Car il y a toujours des gagnants et des perdants dans cette société de l’empathie et de la fraternité : d’un côté, les sujets nomades, les maîtres, et de l’autre, les objets nomades que sont les précaires, ces migrants permanents… Et au milieu, l’immense majorité vivra dans le cocooning, c’est-à-dire des sédentaires, vivant à la fois dans les espérances d’un nomadisme de luxe et dans la hantise de basculer dans le nomadisme de la misère. 

Quand Emmanuel Macron en appelle à la jeunesse des banlieues, dont il pense que la seule aspiration est de devenir milliardaire, le leader d’En Marche ne fait qu’expliciter son projet de société : l’ubérisation, qu’il présente comme une chance et non comme un cauchemar. Voilà donc l’avenir qu’il propose à la société française : La marchandisation du monde dans tous les domaines, de la santé aux prisons, en passant par la culture, l’écologie, les retraites, le travail ; la privatisation du social, du mental, de l’environnemental. Plus besoin de transports en commun, on a les cars Macron, Uber et Blablacar. Plus besoin de petits commerces, Amazone et Ebay nous procurent livres, vêtements, meubles et tout ce dont nous avons besoin à domicile ; finies les industries hôtelières, Rbnb nous garantit un toit. Pourquoi faire appel à des artisans pour nous dépanner ou rénover notre habitation, puisque nous avons des plateformes spécifiques, telles  Hellocasa, Mesdépanneurs, Allomarcel ? Les plateformes numériques sont supposées faire office de lien social et politique. En Marche s’est organisé sur ce modèle, contribuant ainsi à « ubériser » la politique. Personne n’interroge à gauche cette vision de l’avenir. Parce que nous n’avons ni un  Jacques Ellul, ni un Walter Benjamin, ni un Herbert Marcuse ou un Guy Debord pour critiquer cet ersatz de civilisation qui se profile sous nos yeux.

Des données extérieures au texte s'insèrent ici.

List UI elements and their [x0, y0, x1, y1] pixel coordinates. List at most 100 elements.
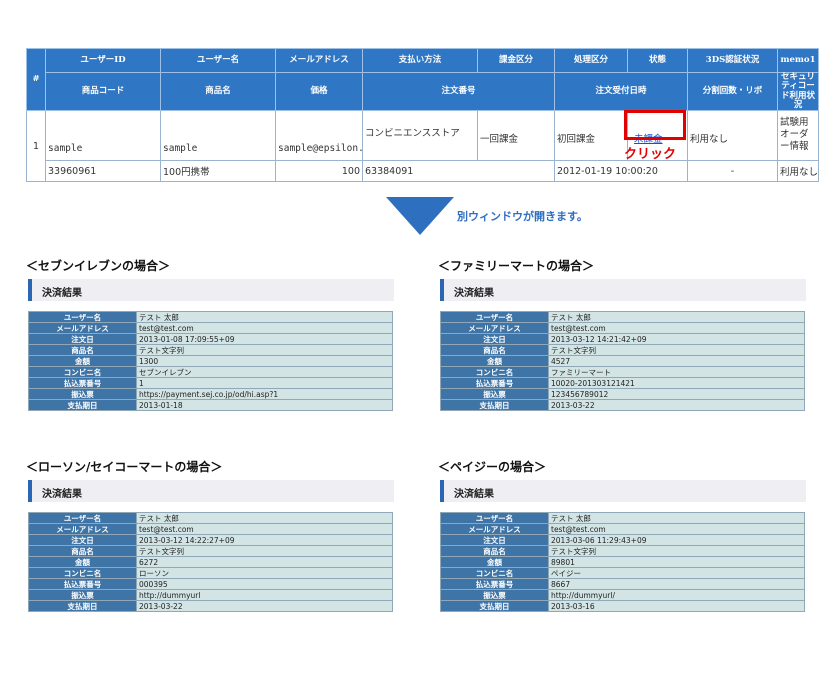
result-row: 金額 1300 [28, 355, 393, 367]
result-row: 払込票番号 10020-201303121421 [440, 377, 805, 389]
cell-memo1: 試験用オーダー情報 [777, 110, 819, 162]
cell-product-name: 100円携帯 [160, 160, 276, 183]
order-table: # ユーザーID ユーザー名 メールアドレス 支払い方法 課金区分 処理区分 状… [26, 47, 840, 183]
cell-3ds: 利用なし [687, 110, 778, 162]
result-row: 注文日 2013-03-06 11:29:43+09 [440, 534, 805, 546]
result-value: test@test.com [136, 523, 393, 535]
result-value: http://dummyurl/ [548, 589, 805, 601]
result-value: セブンイレブン [136, 366, 393, 378]
result-row: 金額 4527 [440, 355, 805, 367]
result-key: コンビニ名 [28, 567, 137, 579]
result-value: https://payment.sej.co.jp/od/hi.asp?1 [136, 388, 393, 400]
panel-title: ＜ペイジーの場合＞ [438, 460, 547, 474]
result-key: メールアドレス [28, 523, 137, 535]
result-key: 商品名 [440, 344, 549, 356]
result-value: テスト文字列 [548, 344, 805, 356]
result-section-header: 決済結果 [28, 480, 394, 502]
result-key: ユーザー名 [28, 311, 137, 323]
result-row: 商品名 テスト文字列 [28, 344, 393, 356]
result-key: 振込票 [28, 589, 137, 601]
result-key: 振込票 [28, 388, 137, 400]
result-value: 123456789012 [548, 388, 805, 400]
row-index: 1 [26, 110, 46, 183]
result-table: ユーザー名 テスト 太郎 メールアドレス test@test.com 注文日 2013-0… [28, 311, 393, 411]
header-product-code: 商品コード [45, 71, 161, 112]
result-value: 2013-01-08 17:09:55+09 [136, 333, 393, 345]
result-key: 払込票番号 [28, 578, 137, 590]
result-row: 注文日 2013-01-08 17:09:55+09 [28, 333, 393, 345]
result-value: 8667 [548, 578, 805, 590]
result-value: ペイジー [548, 567, 805, 579]
result-key: 注文日 [440, 534, 549, 546]
result-row: 振込票 https://payment.sej.co.jp/od/hi.asp?1 [28, 388, 393, 400]
result-key: 商品名 [28, 545, 137, 557]
result-value: test@test.com [136, 322, 393, 334]
header-order-datetime: 注文受付日時 [554, 71, 688, 112]
result-row: 商品名 テスト文字列 [440, 545, 805, 557]
result-key: 金額 [28, 556, 137, 568]
result-row: 振込票 123456789012 [440, 388, 805, 400]
header-product-name: 商品名 [160, 71, 276, 112]
result-table: ユーザー名 テスト 太郎 メールアドレス test@test.com 注文日 2013-0… [440, 512, 805, 612]
down-arrow-icon [386, 197, 454, 235]
result-table: ユーザー名 テスト 太郎 メールアドレス test@test.com 注文日 2013-0… [440, 311, 805, 411]
cell-payment-method: コンビニエンスストア [362, 110, 478, 162]
result-row: 支払期日 2013-01-18 [28, 399, 393, 411]
panel-title: ＜セブンイレブンの場合＞ [26, 259, 171, 273]
cell-product-code: 33960961 [45, 160, 161, 183]
result-row: ユーザー名 テスト 太郎 [28, 311, 393, 323]
panel-title: ＜ファミリーマートの場合＞ [438, 259, 595, 273]
result-value: 2013-03-12 14:21:42+09 [548, 333, 805, 345]
result-key: ユーザー名 [440, 512, 549, 524]
result-row: 振込票 http://dummyurl [28, 589, 393, 601]
result-row: 金額 6272 [28, 556, 393, 568]
cell-price: 100 [275, 160, 363, 183]
result-key: 支払期日 [28, 399, 137, 411]
result-value: 000395 [136, 578, 393, 590]
result-key: コンビニ名 [440, 567, 549, 579]
result-value: ファミリーマート [548, 366, 805, 378]
result-row: コンビニ名 ペイジー [440, 567, 805, 579]
result-section-header: 決済結果 [440, 480, 806, 502]
result-key: 注文日 [440, 333, 549, 345]
result-value: テスト 太郎 [136, 512, 393, 524]
click-highlight-box [624, 110, 686, 140]
cell-user-id: sample [45, 110, 161, 162]
result-value: 89801 [548, 556, 805, 568]
header-installments: 分割回数・リボ [687, 71, 778, 112]
result-row: ユーザー名 テスト 太郎 [440, 311, 805, 323]
result-key: 金額 [440, 556, 549, 568]
header-process-type: 処理区分 [554, 48, 628, 73]
cell-order-number: 63384091 [362, 160, 555, 183]
result-value: テスト 太郎 [548, 311, 805, 323]
result-row: コンビニ名 セブンイレブン [28, 366, 393, 378]
result-key: 払込票番号 [440, 578, 549, 590]
header-status: 状態 [627, 48, 688, 73]
header-user-name: ユーザー名 [160, 48, 276, 73]
result-key: ユーザー名 [440, 311, 549, 323]
result-value: 10020-201303121421 [548, 377, 805, 389]
result-row: ユーザー名 テスト 太郎 [440, 512, 805, 524]
result-value: テスト文字列 [136, 545, 393, 557]
result-row: 注文日 2013-03-12 14:22:27+09 [28, 534, 393, 546]
result-value: ローソン [136, 567, 393, 579]
header-user-id: ユーザーID [45, 48, 161, 73]
click-label: クリック [624, 147, 677, 162]
result-value: 2013-03-12 14:22:27+09 [136, 534, 393, 546]
result-key: 払込票番号 [28, 377, 137, 389]
result-row: 支払期日 2013-03-22 [28, 600, 393, 612]
result-value: 2013-03-16 [548, 600, 805, 612]
result-value: 6272 [136, 556, 393, 568]
result-key: メールアドレス [440, 322, 549, 334]
result-key: 注文日 [28, 534, 137, 546]
result-value: 2013-03-22 [548, 399, 805, 411]
result-value: test@test.com [548, 523, 805, 535]
table-row: 1 sample sample sample@epsilon.jp コンビニエン… [26, 110, 819, 183]
cell-security-code: 利用なし [777, 160, 819, 183]
header-email: メールアドレス [275, 48, 363, 73]
result-value: http://dummyurl [136, 589, 393, 601]
result-section-header: 決済結果 [28, 279, 394, 301]
panel-title: ＜ローソン/セイコーマートの場合＞ [26, 460, 223, 474]
row-number-header: # [26, 47, 46, 112]
cell-order-datetime: 2012-01-19 10:00:20 [554, 160, 688, 183]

On m’objectera que Trump, Erdogan, Poutine, Xi Jinping, représentent des Etats-nation revendiquant haut et fort leur souveraineté. Je n’en suis pas si sûr. En fait, tous ces chefs d’Etat autoritaires sont des forts en gueule qui veulent imposer un ordre dans des sociétés profondément divisées, fragmentées, menacées par la mondialisation. Ils jouent avec l’identité nationale mais ils sont l’expression de logiques qui s’organisent hors du cadre national. En effet, les multinationales ont besoin de gérants fiables pour garantir leurs parts de marché. Ni plus, ni moins. C’est d’ailleurs pour cette raison qu’Emmanuel Macron est un défenseur acharné de l’Europe telle qu’elle est. Il ne veut ni de la renégociation des Traités, ni d’une Europe sociale et écologique. Dans ses meetings, il fait applaudir l’Europe de la Commission, sans vouloir changer le cadre de la concurrence libre et non faussée qui impose les travailleurs détachés, la baisse des salaires et le libre-échange avec le reste du monde.

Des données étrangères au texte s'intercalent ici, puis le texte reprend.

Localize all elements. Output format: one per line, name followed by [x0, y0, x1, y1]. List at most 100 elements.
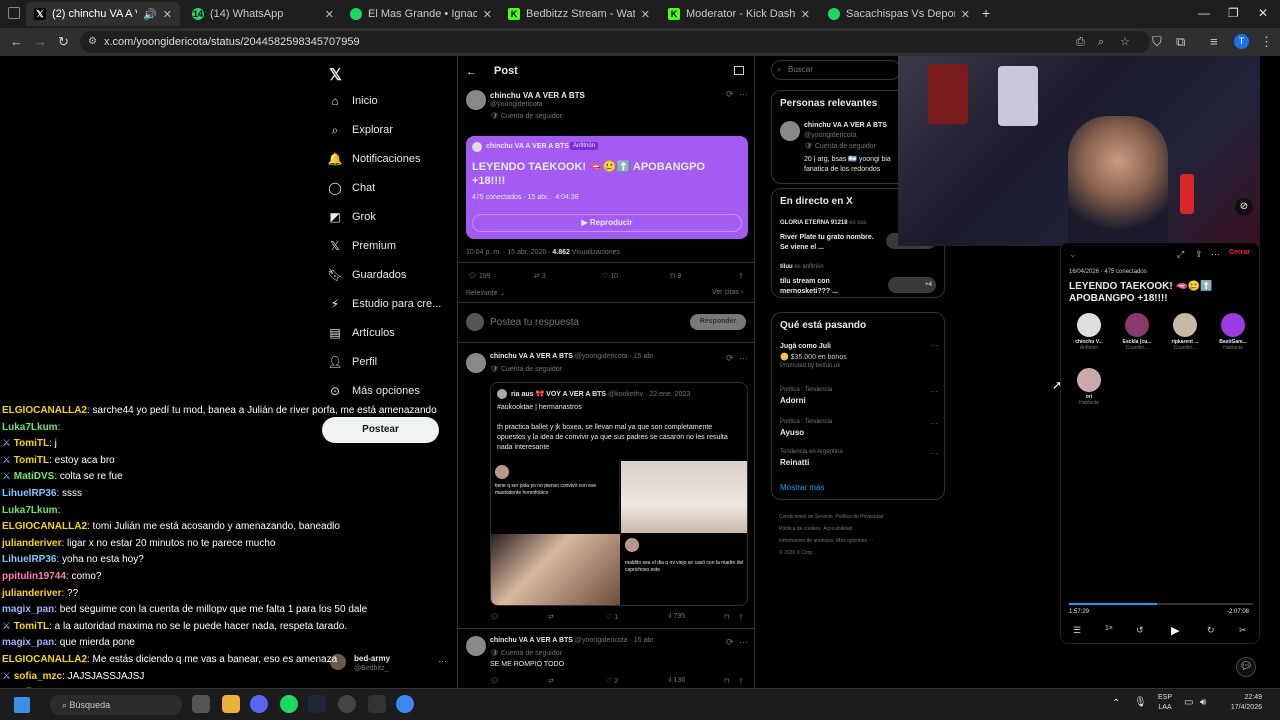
quoted-post[interactable]: ria aus 🎀 VOY A VER A BTS @kookethv · 22… [490, 382, 748, 606]
volume-icon[interactable]: 🔊︎ [1200, 697, 1206, 708]
live2-text[interactable]: tilu stream con mernosketi??? ... [780, 277, 880, 297]
nav-mas-opciones[interactable]: ⊙ Más opciones [328, 384, 420, 398]
space-card[interactable]: chinchu VA A VER A BTS Anfitrión LEYENDO… [466, 136, 748, 239]
author-avatar[interactable] [466, 90, 486, 110]
nav-notificaciones[interactable]: 🔔 Notificaciones [328, 152, 421, 166]
person-name[interactable]: chinchu VA A VER A BTS [804, 122, 887, 129]
windows-start-icon[interactable] [14, 697, 30, 713]
chat-username[interactable]: LihuelRP36 [2, 554, 56, 565]
footer-link[interactable]: Más opciones ··· [836, 538, 873, 544]
chat-username[interactable]: Luka7Lkum [2, 505, 58, 516]
like-stat[interactable]: ♡ 10 [602, 272, 618, 280]
chat-username[interactable]: MatiDVS [14, 471, 55, 482]
chat-username[interactable]: Luka7Lkum [2, 422, 58, 433]
grok-post-icon[interactable]: ⟳ [726, 89, 734, 100]
tab-5[interactable]: Sacachispas Vs Deportivo Espa ✕ [820, 2, 978, 26]
reply-avatar[interactable] [466, 353, 486, 373]
nav-explorar[interactable]: ⌕ Explorar [328, 123, 393, 137]
responder-button[interactable]: Responder [690, 314, 746, 330]
chat-username[interactable]: sofia_mzc [14, 671, 62, 682]
repost-icon[interactable]: ⇄ [548, 677, 554, 685]
reply-icon[interactable]: 💬︎ [490, 613, 499, 621]
tab-close-icon[interactable]: ✕ [163, 8, 172, 21]
url-field[interactable]: ⚙ x.com/yoongidericota/status/2044582598… [80, 31, 1150, 53]
tab-search-icon[interactable] [8, 7, 20, 19]
post-more-icon[interactable]: ··· [739, 89, 748, 99]
quote-image-1[interactable]: tiene q ser joda yo no pienso convivir c… [491, 461, 620, 533]
like-stat[interactable]: ♡ 2 [606, 677, 618, 685]
x-logo-icon[interactable]: 𝕏 [329, 65, 342, 85]
steam-icon[interactable] [308, 695, 326, 713]
reader-view-icon[interactable] [734, 66, 744, 75]
bookmark-icon[interactable]: ⊓ [724, 677, 729, 685]
tab-3[interactable]: K Bedbitzz Stream - Watch Live o ✕ [500, 2, 658, 26]
minimize-icon[interactable]: — [1198, 6, 1210, 20]
expand-icon[interactable]: ⤢ [1177, 249, 1184, 260]
nav-inicio[interactable]: ⌂ Inicio [328, 94, 377, 108]
repost-stat[interactable]: ⇄ 3 [534, 272, 546, 280]
chrome-icon[interactable] [396, 695, 414, 713]
chat-username[interactable]: TomiTL [14, 455, 49, 466]
queue-icon[interactable]: ☰ [1073, 625, 1081, 636]
chat-username[interactable]: magix_pan [2, 637, 54, 648]
footer-link[interactable]: Condiciones de Servicio [779, 514, 833, 520]
spotify-icon[interactable] [280, 695, 298, 713]
quote-image-4[interactable]: maldito sea el dia q mi viejo se casó co… [621, 534, 747, 605]
chat-username[interactable]: julianderiver [2, 588, 61, 599]
chat-username[interactable]: LihuelRP36 [2, 488, 56, 499]
chevron-down-icon[interactable]: ⌄ [1069, 249, 1077, 260]
clock[interactable]: 22:49 17/4/2026 [1222, 693, 1262, 713]
reply-handle[interactable]: @yoongidericota · 15 abr. [575, 353, 655, 360]
site-info-icon[interactable]: ⚙ [88, 31, 97, 53]
tab-2[interactable]: El Mas Grande • Ignacio Co ✕ [342, 2, 500, 26]
language-indicator[interactable]: ESP LAA [1158, 693, 1172, 713]
reload-icon[interactable]: ↻ [58, 34, 69, 50]
extensions-icon[interactable]: ⧉ [1176, 34, 1185, 50]
nav-premium[interactable]: 𝕏 Premium [328, 239, 396, 253]
trend-more-icon[interactable]: ··· [930, 449, 938, 458]
media-icon[interactable]: ≡ [1210, 34, 1218, 49]
quote-image-2[interactable] [621, 461, 747, 533]
author-handle[interactable]: @yoongidericota [490, 101, 543, 108]
trend-name[interactable]: Ayuso [780, 428, 804, 437]
install-app-icon[interactable]: ⎙ [1076, 31, 1085, 53]
more-icon[interactable]: ··· [1211, 249, 1220, 259]
chat-username[interactable]: ELGIOCANALLA2 [2, 521, 87, 532]
close-space-button[interactable]: Cerrar [1229, 249, 1250, 256]
view-quotes-link[interactable]: Ver citas › [712, 289, 743, 296]
chat-username[interactable]: TomiTL [14, 438, 49, 449]
share-icon[interactable]: ⇪ [738, 677, 744, 685]
tab-0[interactable]: 𝕏 (2) chinchu VA A VER A BTS 🔊 ✕ [26, 2, 180, 26]
bookmark-stat[interactable]: ⊓ 9 [670, 272, 681, 280]
trend-more-icon[interactable]: ··· [930, 341, 938, 350]
post-more-icon[interactable]: ··· [739, 637, 748, 647]
chat-username[interactable]: TomiTL [14, 621, 49, 632]
grok-post-icon[interactable]: ⟳ [726, 637, 734, 648]
tray-chevron-icon[interactable]: ⌃ [1112, 698, 1120, 709]
reply-handle[interactable]: @yoongidericota · 16 abr. [575, 637, 655, 644]
clip-icon[interactable]: ✂ [1239, 625, 1247, 636]
footer-link[interactable]: Accesibilidad [823, 526, 852, 532]
task-view-icon[interactable] [192, 695, 210, 713]
speaker[interactable]: Esckla (cu... Coanfitri... [1115, 313, 1159, 351]
footer-link[interactable]: Información de anuncios [779, 538, 833, 544]
speaker[interactable]: ripkarent ... Coanfitri... [1163, 313, 1207, 351]
share-icon[interactable]: ⇪ [1195, 249, 1203, 260]
trend-promo-name[interactable]: Jugá como Juli [780, 343, 831, 350]
chat-username[interactable]: ppitulin19744 [2, 571, 66, 582]
views-stat[interactable]: ıl 136 [668, 677, 685, 684]
menu-kebab-icon[interactable]: ⋮ [1260, 34, 1273, 50]
chat-username[interactable]: ELGIOCANALLA2 [2, 405, 87, 416]
chat-username[interactable]: magix_pan [2, 604, 54, 615]
back-icon[interactable]: ← [10, 34, 23, 49]
tab-close-icon[interactable]: ✕ [641, 8, 650, 21]
link-icon[interactable]: ⊘ [1235, 198, 1253, 216]
messages-icon[interactable]: 💬︎ [1236, 657, 1256, 677]
views-stat[interactable]: ıl 795 [668, 613, 685, 620]
file-explorer-icon[interactable] [222, 695, 240, 713]
tab-close-icon[interactable]: ✕ [961, 8, 970, 21]
tab-close-icon[interactable]: ✕ [325, 8, 334, 21]
post-more-icon[interactable]: ··· [739, 353, 748, 363]
reply-input[interactable]: Postea tu respuesta [490, 317, 579, 328]
share-icon[interactable]: ⇪ [738, 272, 744, 280]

Emmanuel Macron a compris avant tous les autres politiciens que la politique intérieure française n’existera plus en tant que telle, mais qu’elle dépendra de son interconnexion avec le marché mondial. De fait, comme il l’affirme, il est hors système car pour lui le « système » est cette cour de récréation bien française où l’on s’offusque du million d’euros de la famille Fillon sans se soucier des 80 milliards d’évasion fiscale des sociétés du CAC 40 ou des GAFA.

Au printemps 2016, des centaines de vidéos ont été produites par les internautes, sous la bannière « @Onvautmieuxqueça ». Accepterons-nous le choix entre un postfasciste assumé et un nomadisme déterritorialisé ou valons- nous mieux que ça ? Voilà l’enjeu, recouvert aujourd’hui par le bruit sondagier et médiatique.